= Collège de l'Acadie =

Community college in Nova Scotia, Canada

Collège de l'Acadie was a Francophone post-secondary community college in the Canadian provinces of Nova Scotia and Prince Edward Island with headquarters in the community of Tusket. Its Nova Scotia operations are now part of Université Sainte-Anne while its operations in Prince Edward Island were renamed Collège Acadie Île-du-Prince-Édouard and later Collège de l'Île.

==History==
Collège de l'Acadie was founded in August 1988 in the Canadian province of Nova Scotia as the Francophone community college for that province. It subsequently expanded to Prince Edward Island in the 1990s under a joint-funding agreement between the two provincial governments. In 2003, the Nova Scotia operations of Collège de l'Acadie were merged with Université Sainte-Anne. The PEI operations became Collège de l'Île.

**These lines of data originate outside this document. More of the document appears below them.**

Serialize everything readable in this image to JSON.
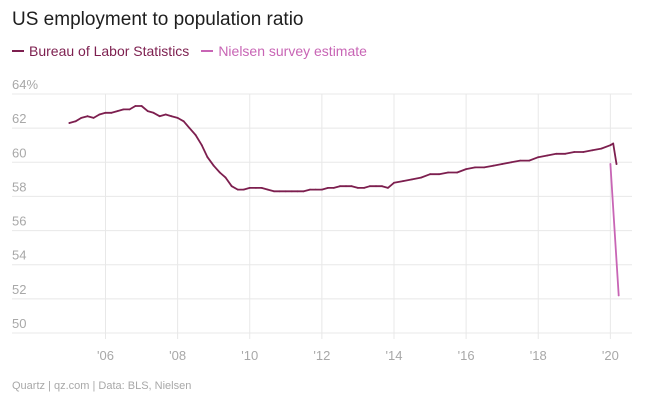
{
  "title": "US employment to population ratio",
  "footer": "Quartz | qz.com | Data: BLS, Nielsen",
  "colors": {
    "bls": "#7d1f4f",
    "nielsen": "#c865b5",
    "grid": "#e8e8e8",
    "tick": "#a8a8a8"
  },
  "chart_data": {
    "type": "line",
    "title": "US employment to population ratio",
    "xlabel": "",
    "ylabel": "",
    "xlim": [
      2004.6,
      2020.6
    ],
    "ylim": [
      50,
      64
    ],
    "grid": true,
    "legend_position": "top-left",
    "y_ticks": [
      {
        "value": 64,
        "label": "64%"
      },
      {
        "value": 62,
        "label": "62"
      },
      {
        "value": 60,
        "label": "60"
      },
      {
        "value": 58,
        "label": "58"
      },
      {
        "value": 56,
        "label": "56"
      },
      {
        "value": 54,
        "label": "54"
      },
      {
        "value": 52,
        "label": "52"
      },
      {
        "value": 50,
        "label": "50"
      }
    ],
    "x_ticks": [
      {
        "value": 2006,
        "label": "'06"
      },
      {
        "value": 2008,
        "label": "'08"
      },
      {
        "value": 2010,
        "label": "'10"
      },
      {
        "value": 2012,
        "label": "'12"
      },
      {
        "value": 2014,
        "label": "'14"
      },
      {
        "value": 2016,
        "label": "'16"
      },
      {
        "value": 2018,
        "label": "'18"
      },
      {
        "value": 2020,
        "label": "'20"
      }
    ],
    "series": [
      {
        "name": "Bureau of Labor Statistics",
        "color": "#7d1f4f",
        "x": [
          2005.0,
          2005.17,
          2005.33,
          2005.5,
          2005.67,
          2005.83,
          2006.0,
          2006.17,
          2006.33,
          2006.5,
          2006.67,
          2006.83,
          2007.0,
          2007.17,
          2007.33,
          2007.5,
          2007.67,
          2007.83,
          2008.0,
          2008.17,
          2008.33,
          2008.5,
          2008.67,
          2008.83,
          2009.0,
          2009.17,
          2009.33,
          2009.5,
          2009.67,
          2009.83,
          2010.0,
          2010.17,
          2010.33,
          2010.5,
          2010.67,
          2010.83,
          2011.0,
          2011.17,
          2011.33,
          2011.5,
          2011.67,
          2011.83,
          2012.0,
          2012.17,
          2012.33,
          2012.5,
          2012.67,
          2012.83,
          2013.0,
          2013.17,
          2013.33,
          2013.5,
          2013.67,
          2013.83,
          2014.0,
          2014.25,
          2014.5,
          2014.75,
          2015.0,
          2015.25,
          2015.5,
          2015.75,
          2016.0,
          2016.25,
          2016.5,
          2016.75,
          2017.0,
          2017.25,
          2017.5,
          2017.75,
          2018.0,
          2018.25,
          2018.5,
          2018.75,
          2019.0,
          2019.25,
          2019.5,
          2019.75,
          2020.0,
          2020.08,
          2020.17
        ],
        "values": [
          62.3,
          62.4,
          62.6,
          62.7,
          62.6,
          62.8,
          62.9,
          62.9,
          63.0,
          63.1,
          63.1,
          63.3,
          63.3,
          63.0,
          62.9,
          62.7,
          62.8,
          62.7,
          62.6,
          62.4,
          62.0,
          61.6,
          61.0,
          60.3,
          59.8,
          59.4,
          59.1,
          58.6,
          58.4,
          58.4,
          58.5,
          58.5,
          58.5,
          58.4,
          58.3,
          58.3,
          58.3,
          58.3,
          58.3,
          58.3,
          58.4,
          58.4,
          58.4,
          58.5,
          58.5,
          58.6,
          58.6,
          58.6,
          58.5,
          58.5,
          58.6,
          58.6,
          58.6,
          58.5,
          58.8,
          58.9,
          59.0,
          59.1,
          59.3,
          59.3,
          59.4,
          59.4,
          59.6,
          59.7,
          59.7,
          59.8,
          59.9,
          60.0,
          60.1,
          60.1,
          60.3,
          60.4,
          60.5,
          60.5,
          60.6,
          60.6,
          60.7,
          60.8,
          61.0,
          61.1,
          59.9
        ]
      },
      {
        "name": "Nielsen survey estimate",
        "color": "#c865b5",
        "x": [
          2020.0,
          2020.23
        ],
        "values": [
          59.9,
          52.2
        ]
      }
    ]
  }
}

Its main campus and administration were headquartered in Tusket with satellite campuses in Francophone regions throughout Nova Scotia and Prince Edward Island until its merger with Sainte-Anne.

==Campuses==
- Nova Scotia campuses
- Tusket, Yarmouth County
- Meteghan River, Digby County
- Pomquet, Antigonish County
- Dartmouth, Halifax County
- Petit-de-Grat, Richmond County
- Saint-Joseph-du-Moine, Inverness County

- Prince Edward Island campuses
- Wellington, Prince County
- Charlottetown, Queens County
- Deblois, Prince County
- North Rustico, Queens County
- Souris, Kings County

==2003–2008 restructuring==
In 2003 the Nova Scotia operations of Collège de l'Acadie were merged into the Université Sainte-Anne which is headquartered at Pointe-de-l'Église, however, the Prince Edward Island operations continued under the name Collège Acadie Île-du-Prince-Édouard. On June 23, 2008 the college was granted official status by the Legislative Assembly of Prince Edward Island.

==Programs==
The college offered technical and professional programs and all campuses are equipped with distance education systems such as audiographic conference systems and videoconference systems, as well as access to the Internet.